From the Aiisha Ramadan
Le Pouvoir de la Poudre
S/S collection

Luckily there is plenty of design-wear for these women to choose from. Not only are the most desirable global fashion brands available to them, but a breed of local designers is now emerging to cater to the more ostentatious tastes of some Middle Eastern buyers. Some of them have received international attention, such as Lebanese designers Reem Acra, Zuhair Murad and Elie Saab. Yet newer designers are now also making a name for themselves, both in Arabian wedding tents and on Tinseltown's red carpets.

Lebanese-born designer Aiisha Ramadan is based in Dubai. She caters to the more feminine tastes of women in the Gulf. Her dresses incorporate crystals, gems and feminine detailing, like heavy embroidery and tulle-puffed skirts. The vivacious Ramadan, who was voted Young Designer of the Year by Swarovski in 2000, says she has Paris Hilton to thank for her success in America. "Paris bought a dress of mine in Dubai, and after that, it was easier for me to dress other celebrities," she said at one of her own presentations in Paris last February.

Rami al Ali is another Dubai designer who now shows his work alongside the world's greatest maisons. His show at this year's Paris Fashion Week was his first, but it won't be his last. "I was showing in Rome before," he explained to me over dinner last winter. "But the city is a bit tired. Sure, it is beautiful, but everything there is... historical. Paris is much more dynamic." Judging from the excellent reviews of his form-fitting, intricately beaded collection, al Ali's creations will fit right in with the Parisian scene.

Tyra Banks shot Filipino designer Michael Cinco to fame when she asked him to create couture from rubbish for contestants to wear on America's Next Top Model. Cinco's abilities are such that he literally spun trash into treasure: the models cooed over his creations, and looking at the stills of the photoshoot, you would never believe the clothes were made from anything but the finest materials.

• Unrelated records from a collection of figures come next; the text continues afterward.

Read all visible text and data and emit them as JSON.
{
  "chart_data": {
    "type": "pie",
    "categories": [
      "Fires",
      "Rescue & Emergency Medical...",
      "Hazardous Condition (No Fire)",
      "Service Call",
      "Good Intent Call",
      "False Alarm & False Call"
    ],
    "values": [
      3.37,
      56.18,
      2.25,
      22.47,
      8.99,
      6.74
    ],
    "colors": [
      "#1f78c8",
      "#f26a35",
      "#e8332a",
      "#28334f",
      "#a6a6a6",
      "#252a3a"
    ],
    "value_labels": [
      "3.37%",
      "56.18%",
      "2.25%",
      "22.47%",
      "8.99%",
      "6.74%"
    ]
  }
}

From the Rami Al Ali S/S Haute
Couture collection.

Many of these quickly rising designers have attracted royal clientele. "Of course I design for many royals in the Middle East personally," Cinco confessed a previous interview with me. "But I won't tell you who." Discretion is key for maintaining such elite customers. Women in the Gulf can be such big spenders that even invitations to the world's top fashion weeks are beneath them. "Many of our buyers are in the royal families," explained a spokesperson for Tunisian brand Azzedine Alaia. "Sometimes they make an appointment to come see us, but more often than not, we go to them and create whatever they demand." Prada, Chanel and other major luxury brands also stage private shows at Middle Eastern hotels for these clients, or even in the comfort of their own homes.

But it is not always a love of fashion that draws the client to the label (or, the label to the client, as the case may be). "A lot of women just want to buy the most expensive dress or the most expensive bag," says Maryam, an Emirati student. "It doesn't really matter how flattering or fashionable it is, as long as people know it cost a lot." No wonder the Louis Vuitton, Chanel and Armani logos are so omnipresent in the region... even on those long, black abayas.